"Orson Scott Card - Ender's Saga 03 - Xenocide" - читать интересную книгу автора (Card Orson Scott)

But she was still a woman; even revolutionaries are allowed to have a life,
aren't they? Moments of joy-- or pleasure, or perhaps only relief-- stolen here
and there. She got up from her seat, ignoring the pain that came from moving
after sitting so long, and twisted her way out of the door of her tiny office--
a storage bin, really, before they converted the starship to their own use. She
was a little ashamed of how eager she was to get to the room where Jakt would be
waiting. Most of the great revolutionary propagandists in history would have
been able to endure at least three weeks of physical abstinence. Or would they?
She wondered if anyone had done a study of that particular question.
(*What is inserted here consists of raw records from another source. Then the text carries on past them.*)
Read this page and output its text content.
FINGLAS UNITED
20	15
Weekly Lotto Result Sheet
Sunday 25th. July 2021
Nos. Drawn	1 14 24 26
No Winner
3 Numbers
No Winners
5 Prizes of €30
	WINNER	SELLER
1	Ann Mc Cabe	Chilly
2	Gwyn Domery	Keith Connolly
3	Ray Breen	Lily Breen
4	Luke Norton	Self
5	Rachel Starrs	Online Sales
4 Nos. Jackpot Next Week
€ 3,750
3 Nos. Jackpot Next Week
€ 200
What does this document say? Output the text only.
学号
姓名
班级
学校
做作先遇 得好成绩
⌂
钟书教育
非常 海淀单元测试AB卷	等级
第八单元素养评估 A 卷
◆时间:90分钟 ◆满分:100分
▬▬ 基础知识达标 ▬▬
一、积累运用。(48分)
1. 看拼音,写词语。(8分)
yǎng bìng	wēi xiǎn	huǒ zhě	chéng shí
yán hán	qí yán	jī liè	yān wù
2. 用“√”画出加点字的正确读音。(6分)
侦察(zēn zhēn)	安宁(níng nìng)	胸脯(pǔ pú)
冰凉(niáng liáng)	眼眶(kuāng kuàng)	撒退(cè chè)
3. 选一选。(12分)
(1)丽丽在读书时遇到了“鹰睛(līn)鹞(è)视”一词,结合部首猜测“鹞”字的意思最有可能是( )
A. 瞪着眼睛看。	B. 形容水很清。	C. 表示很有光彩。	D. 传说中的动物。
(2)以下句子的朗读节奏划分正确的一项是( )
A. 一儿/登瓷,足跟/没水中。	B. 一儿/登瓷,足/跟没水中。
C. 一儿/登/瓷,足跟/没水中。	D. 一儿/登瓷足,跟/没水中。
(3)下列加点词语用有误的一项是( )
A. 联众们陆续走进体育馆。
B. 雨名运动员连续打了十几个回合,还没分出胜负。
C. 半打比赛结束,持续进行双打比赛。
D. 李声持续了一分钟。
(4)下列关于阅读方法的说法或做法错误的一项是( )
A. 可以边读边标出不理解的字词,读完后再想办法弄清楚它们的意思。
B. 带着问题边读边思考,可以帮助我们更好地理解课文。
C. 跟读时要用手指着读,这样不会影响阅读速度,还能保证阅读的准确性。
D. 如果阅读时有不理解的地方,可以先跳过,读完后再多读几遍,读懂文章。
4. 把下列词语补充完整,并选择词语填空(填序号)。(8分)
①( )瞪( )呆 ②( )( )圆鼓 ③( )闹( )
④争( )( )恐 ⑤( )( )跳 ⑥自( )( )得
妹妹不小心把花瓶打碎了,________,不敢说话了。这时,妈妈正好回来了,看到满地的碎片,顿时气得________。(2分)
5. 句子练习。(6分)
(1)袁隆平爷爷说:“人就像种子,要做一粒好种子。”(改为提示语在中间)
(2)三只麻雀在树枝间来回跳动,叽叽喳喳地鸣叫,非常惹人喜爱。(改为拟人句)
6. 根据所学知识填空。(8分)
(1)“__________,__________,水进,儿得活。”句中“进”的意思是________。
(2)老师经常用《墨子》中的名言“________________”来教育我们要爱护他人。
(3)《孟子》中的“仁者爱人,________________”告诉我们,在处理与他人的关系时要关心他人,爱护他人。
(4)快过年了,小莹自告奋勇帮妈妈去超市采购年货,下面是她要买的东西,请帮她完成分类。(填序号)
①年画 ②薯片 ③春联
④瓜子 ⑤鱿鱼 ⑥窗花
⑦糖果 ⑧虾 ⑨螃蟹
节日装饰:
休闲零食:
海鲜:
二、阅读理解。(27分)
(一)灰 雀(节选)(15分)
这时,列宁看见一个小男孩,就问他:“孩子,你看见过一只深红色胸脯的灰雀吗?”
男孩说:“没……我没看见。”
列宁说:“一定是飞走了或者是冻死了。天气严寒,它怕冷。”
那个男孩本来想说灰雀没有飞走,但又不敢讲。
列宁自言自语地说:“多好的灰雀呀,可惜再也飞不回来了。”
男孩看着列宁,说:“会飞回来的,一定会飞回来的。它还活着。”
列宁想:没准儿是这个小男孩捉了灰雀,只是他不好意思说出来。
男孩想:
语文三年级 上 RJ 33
She was still imagining how a researcher would go about writing a grant proposal
for such a project when she got to the four-bunk compartment they shared with
Syfte and her husband, Lars, who had proposed to her only a few days before they
left, as soon as he realized that Syfte really meant to leave Trondheim. It was
hard to share a cabin with newlyweds-- Valentine always felt like such an
intruder, using the same room. But there was no choice. Though this starship was
a luxury yacht, with all the amenities they could hope for, it simply hadn't
been meant to hold so many bodies. It had been the only starship near Trondheim
that was remotely suitable, so it had to do.
Their twenty-year-old daughter, Ro, and Varsam, their sixteen-year-old son,
shared another compartment with Plikt, who had been their lifelong tutor and
dearest family friend. The members of the yacht's staff and crew who had chosen
to make this voyage with them-- it would have been wrong to dismiss them all and
strand them on Trondheim-- used the other two.
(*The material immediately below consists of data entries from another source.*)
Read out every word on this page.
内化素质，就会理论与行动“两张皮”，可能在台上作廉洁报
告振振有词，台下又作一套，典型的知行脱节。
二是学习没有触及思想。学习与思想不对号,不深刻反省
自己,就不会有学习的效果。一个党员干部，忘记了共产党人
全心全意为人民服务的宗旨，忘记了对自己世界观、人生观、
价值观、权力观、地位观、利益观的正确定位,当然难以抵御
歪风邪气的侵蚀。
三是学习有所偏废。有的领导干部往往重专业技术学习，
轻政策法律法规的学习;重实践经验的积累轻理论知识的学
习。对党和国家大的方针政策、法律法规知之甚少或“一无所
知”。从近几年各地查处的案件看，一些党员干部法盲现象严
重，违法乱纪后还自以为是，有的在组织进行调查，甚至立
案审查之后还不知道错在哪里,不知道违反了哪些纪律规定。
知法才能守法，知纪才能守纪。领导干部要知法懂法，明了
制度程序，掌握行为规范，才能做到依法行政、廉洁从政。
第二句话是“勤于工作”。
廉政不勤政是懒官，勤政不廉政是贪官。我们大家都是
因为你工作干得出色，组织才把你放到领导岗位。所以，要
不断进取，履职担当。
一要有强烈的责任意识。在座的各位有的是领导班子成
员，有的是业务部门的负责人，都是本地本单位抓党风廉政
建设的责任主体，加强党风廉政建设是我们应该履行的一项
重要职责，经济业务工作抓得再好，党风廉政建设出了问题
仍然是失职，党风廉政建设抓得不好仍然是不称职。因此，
The bridge, the dining room, the galley, the salon, the sleeping compartments--
all were filled with people doing their best not to let their annoyance at the
close quarters get out of hand.
None of them were in the corridor now, however, and Jakt had already taped a
sign to their door:
STAY OUT OR DIE.
It was signed, "The proprietor." Valentine opened the door. Jakt was leaning
against the wall so close to the door that she was startled and gave a little
gasp.
"Nice to know that the sight of me can make you cry out in pleasure."
"In shock."
"Come in, my sweet seditionist."
"Technically, you know, I'm the proprietor of this starship."
"What's yours is mine. I married you for your property."
She was inside the compartment now. He closed the door and sealed it.
"That's all I am to you?" she asked. "Real estate?"
"A little plot of ground where I can plow and plant and harvest, all in their
proper season." He reached out to her; she stepped into his arms. His hands slid
lightly up her back, cradled her shoulders. She felt contained in his embrace,
never confined.
"It's late in the autumn," she said. "Getting on toward winter."
"Time to harrow, perhaps," said Jakt. "Or perhaps it's already time to kindle up
the fire and keep the old hut warm before the snow comes."
He kissed her and it felt like the first time.
"If you asked me to marry you all over again today, I'd say yes," said
Valentine.
"And if I had only met you for the first time today, I'd ask."